Beware the Approaching Terror ~ The Risk Averse Alert

Friday, May 25, 2012

Beware the Approaching Terror


Anyone else thinking the EMU is about to implode? Were there any serious effort to save it, then would not the order of the day involve something more than trying to pigeonhole Germany into a hyperinflationary scheme (euro bonds) whose end ventures mere further postponement of the European banking system's inevitable collapse — a reality wherein depositor runs would be a prominent feature, the likes of which already are occurring today in troubled EMU periphery countries (only adding to a mass strike's social upheaval)?

Maybe, then, the real issue is the fact the EMU is unsalvageable. There simply can be no serious effort to save it, as capital backing the European banking system's piece of Adam Smith's Leveraged Ponzi Scheme is saddled with confidence issues born of an unrepaired, fraud-riddled credit system whose virtually unregulated recklessness over decades wrought this mess in the first place. Indeed, were there any serious intention to sustain the euro, then aggressive prosecution of mortgage-backed securities fraud, say, might have been a lot more politically fashionable these past few years. That such otherwise constructive action likely would prove a catch-22 to a highly leveraged banking system but reveals the system in fact is unsustainable. Indeed, judging by the rate at which the euro-zone periphery is collapsing, this conclusion is fast becoming common knowledge.

So, the real war playing out in Europe right now rather is better seen against fantasy debt claims (particularly the mountain amassed subsequent to Greenspan's 1996 "irrational exuberance" warning, the likes of which backs the euro to the effect of more or less insuring a dubious piece of scrip is doomed to become one giant swindle) and in the cross hairs are dreamers calling for yet more hyperinflation to make these [illegitimate] claims appear real. Contrarily, increasing calls for restoration of Glass-Steagall coming in the wake of FDIC-insured JPM's fall from the fee gravy train running through the OTC derivatives market in fact suggests awareness of our frightfully vulnerable reality [lawfully] is becoming acute.

All told, trillions pledged in bailout are proving for naught. Confidence remains shot. So, there should be no doubt "look out below" is not the scream of a deranged psychotic...


SPX weekly

A calamitous, 5-wave decline forming the first wave (i.e. wave a) of an a-b-c "zig zag" down — technically rationalized by way of the Elliott Wave Principle in "Sell the Pops to 2021" — could develop along lines indicated above, and even blow out March '09 low before November's U.S. elections. Indeed, should the EMU collapse (as well as the securities-based Ponzi scheme on which it is built), long-lasting aftereffects could translate into a prolonged period during which March '09 levels could become wishfully prized by those holding out for the market to recover, this while it persistently sinks gradually lower over the years following its upcoming gassing (going into, say, 2021).

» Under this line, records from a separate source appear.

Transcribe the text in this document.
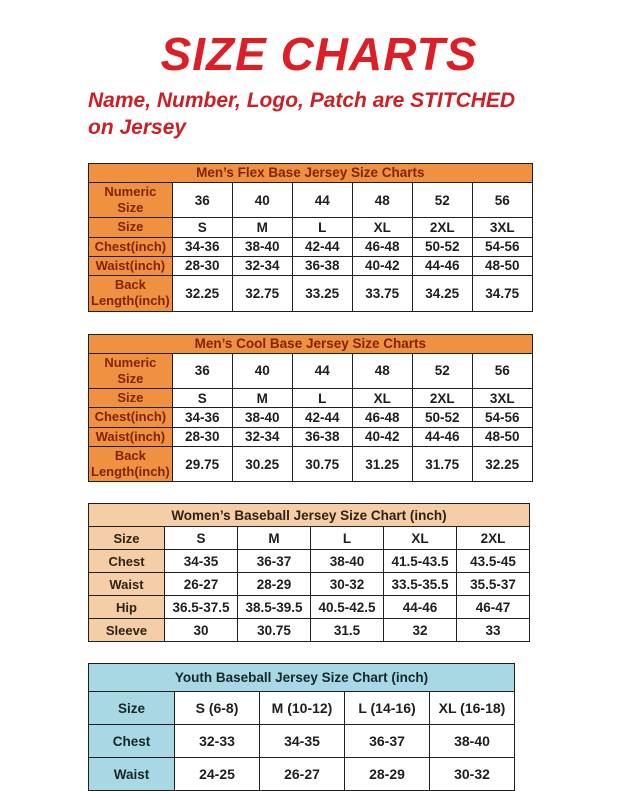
SIZE CHARTS
Name, Number, Logo, Patch are STITCHED
on Jersey
Men’s Flex Base Jersey Size Charts						
Numeric Size	36	40	44	48	52	56
Size	S	M	L	XL	2XL	3XL
Chest(inch)	34-36	38-40	42-44	46-48	50-52	54-56
Waist(inch)	28-30	32-34	36-38	40-42	44-46	48-50
Back Length(inch)	32.25	32.75	33.25	33.75	34.25	34.75
Men’s Cool Base Jersey Size Charts						
Numeric Size	36	40	44	48	52	56
Size	S	M	L	XL	2XL	3XL
Chest(inch)	34-36	38-40	42-44	46-48	50-52	54-56
Waist(inch)	28-30	32-34	36-38	40-42	44-46	48-50
Back Length(inch)	29.75	30.25	30.75	31.25	31.75	32.25
Women’s Baseball Jersey Size Chart (inch)					
Size	S	M	L	XL	2XL
Chest	34-35	36-37	38-40	41.5-43.5	43.5-45
Waist	26-27	28-29	30-32	33.5-35.5	35.5-37
Hip	36.5-37.5	38.5-39.5	40.5-42.5	44-46	46-47
Sleeve	30	30.75	31.5	32	33
Youth Baseball Jersey Size Chart (inch)				
Size	S (6-8)	M (10-12)	L (14-16)	XL (16-18)
Chest	32-33	34-35	36-37	38-40
Waist	24-25	26-27	28-29	30-32
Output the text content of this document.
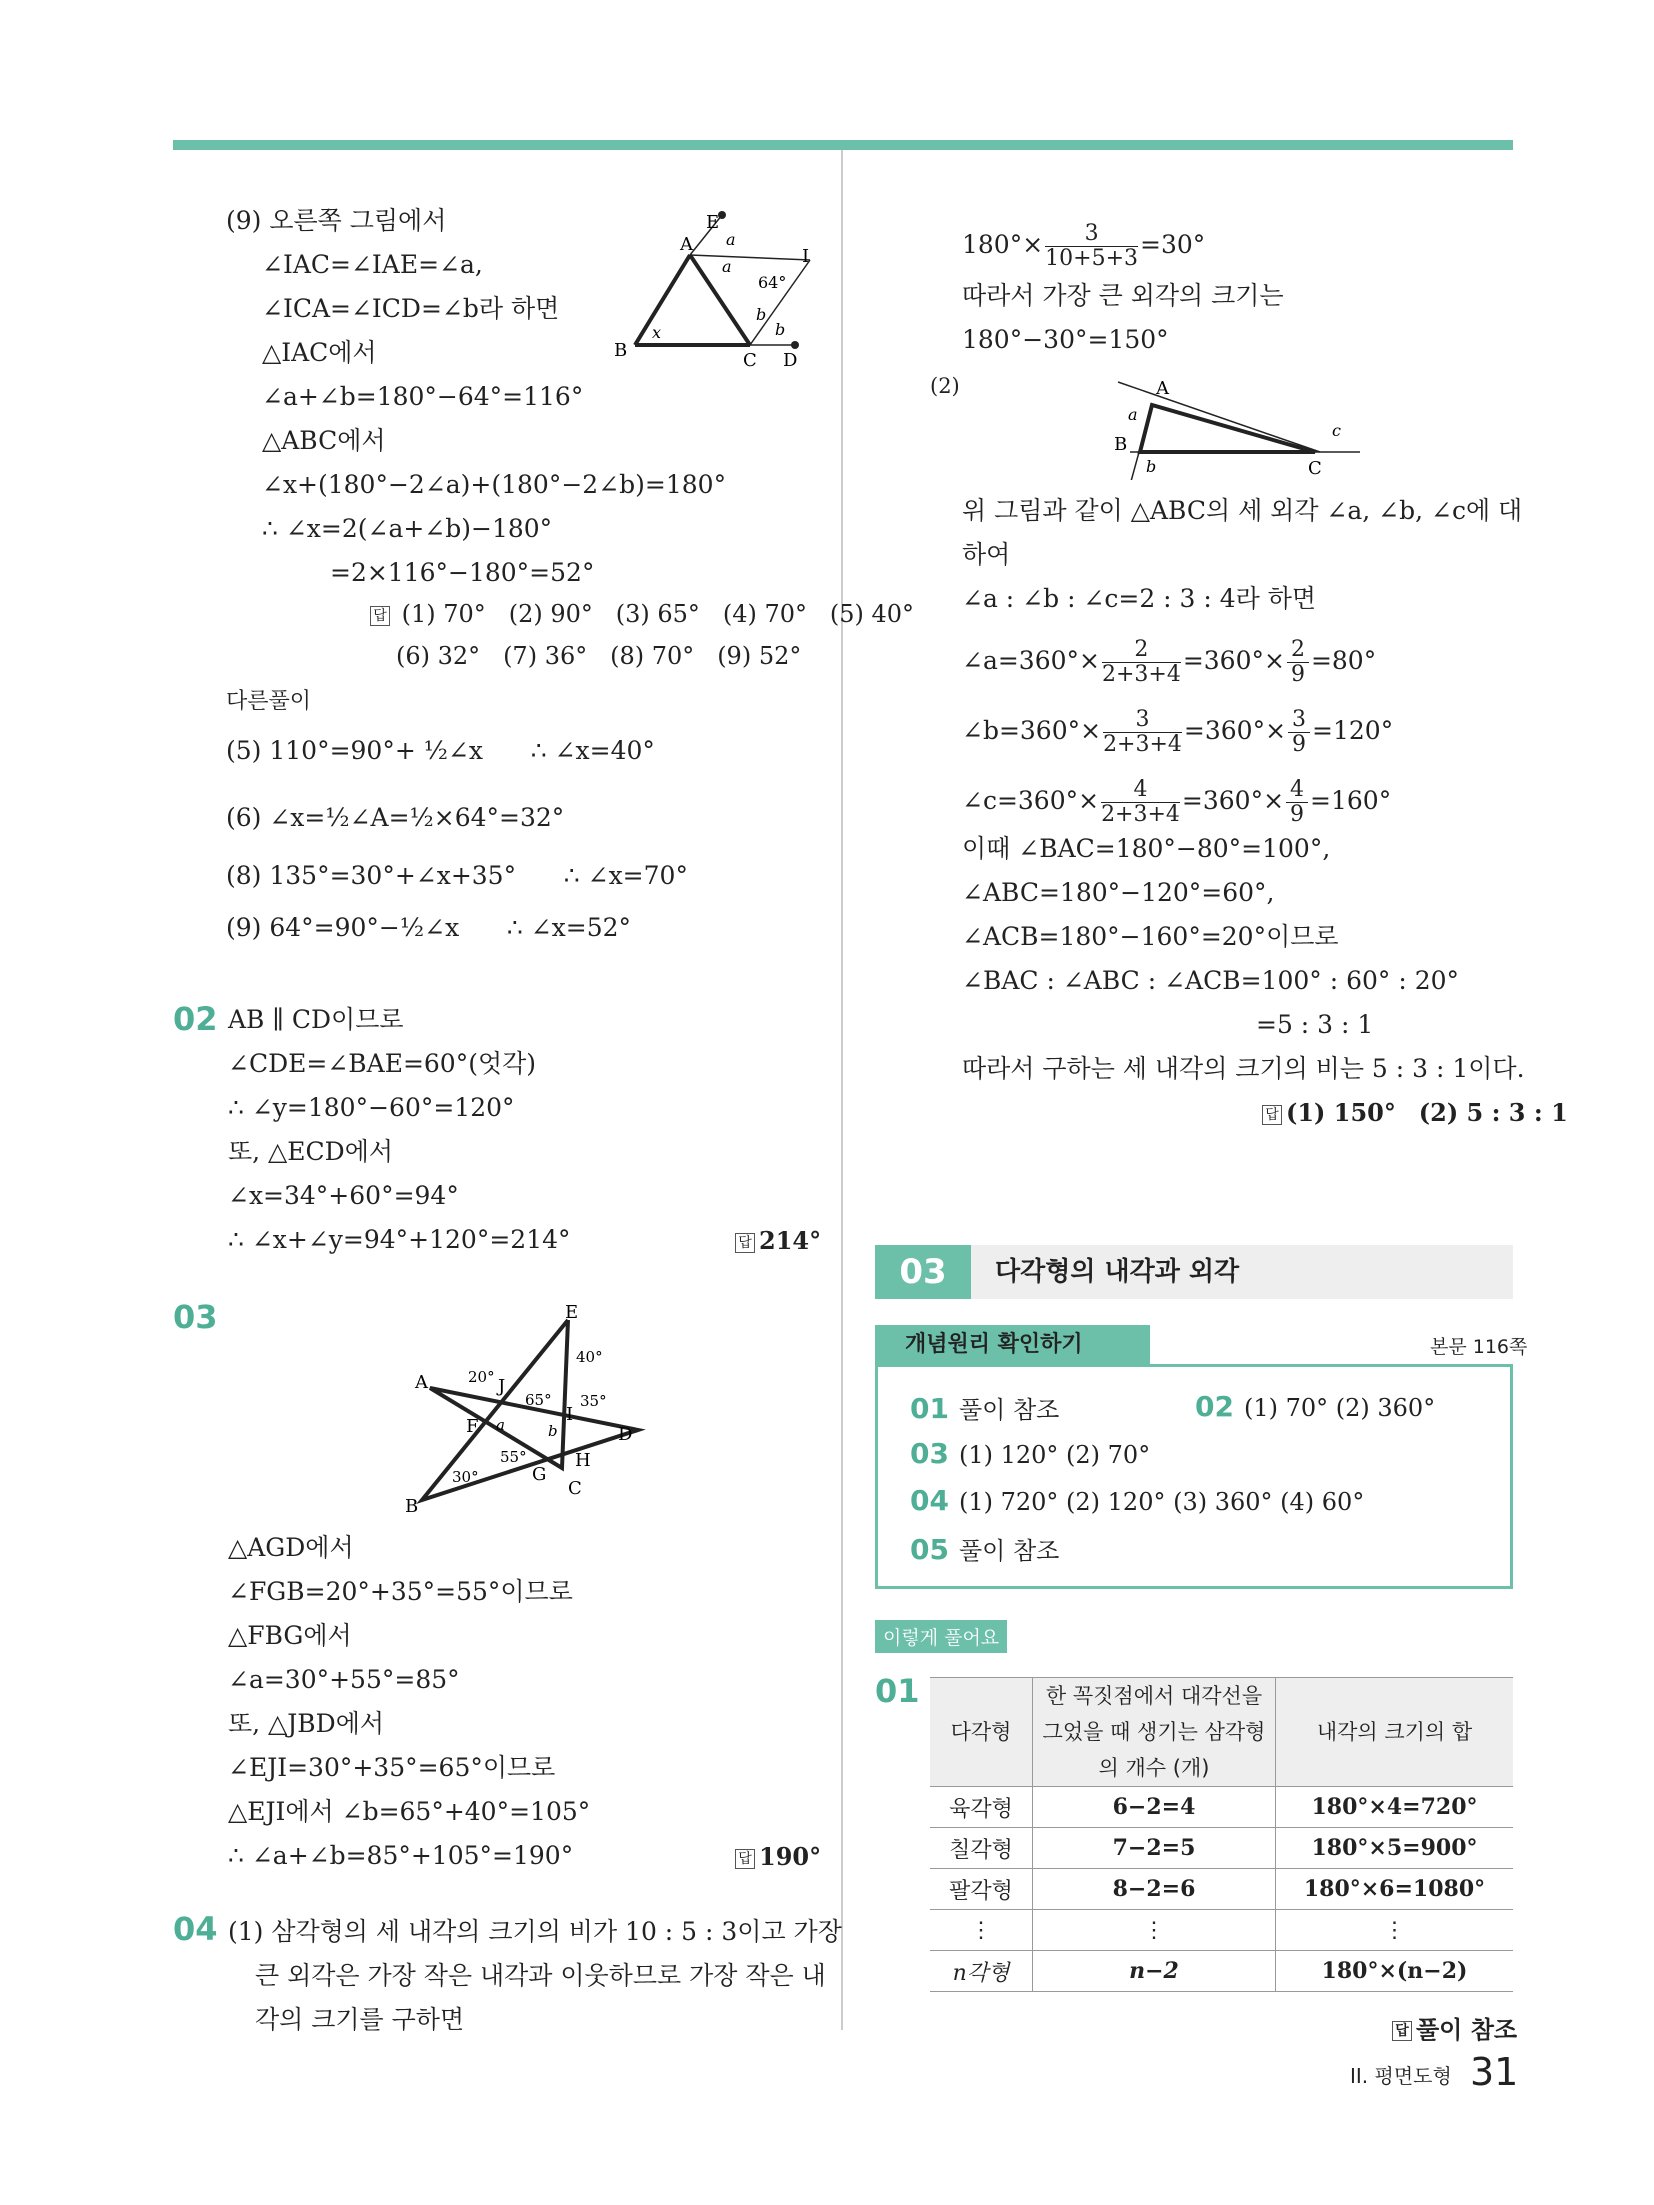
(9) 오른쪽 그림에서
∠IAC=∠IAE=∠a,
∠ICA=∠ICD=∠b라 하면
△IAC에서
∠a+∠b=180°−64°=116°
△ABC에서
∠x+(180°−2∠a)+(180°−2∠b)=180°
∴ ∠x=2(∠a+∠b)−180°
=2×116°−180°=52°
E
A a
a
64°
I
b
b
x
B	C D
답 (1) 70° (2) 90° (3) 65° (4) 70° (5) 40°
(6) 32° (7) 36° (8) 70° (9) 52°
다른풀이
(5) 110°=90°+ ½∠x ∴ ∠x=40°
(6) ∠x=½∠A=½×64°=32°
(8) 135°=30°+∠x+35° ∴ ∠x=70°
(9) 64°=90°−½∠x ∴ ∠x=52°
02 AB ∥ CD이므로
∠CDE=∠BAE=60°(엇각)
∴ ∠y=180°−60°=120°
또, △ECD에서
∠x=34°+60°=94°
∴ ∠x+∠y=94°+120°=214°	답 214°
03	E
40°
A	20° J
65° 35°
I
F a	b	D
55°	H
G
30°
B
C
△AGD에서
∠FGB=20°+35°=55°이므로
△FBG에서
∠a=30°+55°=85°
또, △JBD에서
∠EJI=30°+35°=65°이므로
△EJI에서 ∠b=65°+40°=105°
∴ ∠a+∠b=85°+105°=190°	답 190°
04 (1) 삼각형의 세 내각의 크기의 비가 10 : 5 : 3이고 가장
큰 외각은 가장 작은 내각과 이웃하므로 가장 작은 내
각의 크기를 구하면
$180^\circ\times \frac{3}{10+5+3} =30^\circ$
따라서 가장 큰 외각의 크기는
180°−30°=150°
(2)	A
a
B
b
c
C
위 그림과 같이 △ABC의 세 외각 ∠a, ∠b, ∠c에 대
하여
∠a : ∠b : ∠c=2 : 3 : 4라 하면
∠a=360°× $\frac{2}{2+3+4} =360^\circ\times \frac{2}{9} =80^\circ$
∠b=360°× $\frac{3}{2+3+4} =360^\circ\times \frac{3}{9} =120^\circ$
∠c=360°× $\frac{4}{2+3+4} =360^\circ\times \frac{4}{9} =160^\circ$
이때 ∠BAC=180°−80°=100°,
∠ABC=180°−120°=60°,
∠ACB=180°−160°=20°이므로
∠BAC : ∠ABC : ∠ACB=100° : 60° : 20°
=5 : 3 : 1
따라서 구하는 세 내각의 크기의 비는 5 : 3 : 1이다.
답 (1) 150° (2) 5 : 3 : 1
03	다각형의 내각과 외각
개념원리 확인하기	본문 116쪽
01 풀이 참조	02 (1) 70° (2) 360°
03 (1) 120° (2) 70°
04 (1) 720° (2) 120° (3) 360° (4) 60°
05 풀이 참조
이렇게 풀어요
01
다각형	한 꼭짓점에서 대각선을 그었을 때 생기는 삼각형의 개수 (개)	내각의 크기의 합
육각형	6−2=4	180°×4=720°
칠각형	7−2=5	180°×5=900°
팔각형	8−2=6	180°×6=1080°
⋮	⋮	⋮
n각형	n−2	180°×(n−2)
답 풀이 참조
II. 평면도형 31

At this early hour, however, probably the best place to focus is on the first wave down, because even a 38.2% drop from May 1st peak could find the market still in a position to recover...


SPX weekly

The main takeaway above is that, the counter-trend rally off March '09 bottom (now thought to be forming wave x of an a-b-c-x-a-b-c complex Elliott corrective wave unfolding since Y2k) could still have legs if, somehow, the euro-zone is "saved." Let's just say I am not optimistic.

In light of this alternate possibility, though, the line of support joining June 2010 and October 2011 bottoms might prove analytically valuable. Rather, once this line becomes "resistance" will its value be proven. Should resistance hold, then elevated will be risk the market is in the midst of a 5-wave collapse, as depicted in the first $SPX weekly chart above.

Germany will be worth watching here, particularly for the sake of confirming its intention to wreck the EMU. Pressure on Germany to sign on to the euro bond hyperinflationary scheme no doubt will intensify as the European banking system craters over days and weeks ahead. Being that Germany, too, is entering a national election season, Team Fraud really has its work cut out for it convincing the German political establishment national suicide at the alter of the bankrupt casino that is the trans-Atlantic banking system it would commit backing euro bonds is in the German national interest. I cannot help but think an hour marking increase in brutality aiming to impose a policy direction virtually codifying sacrifice and want is arrived.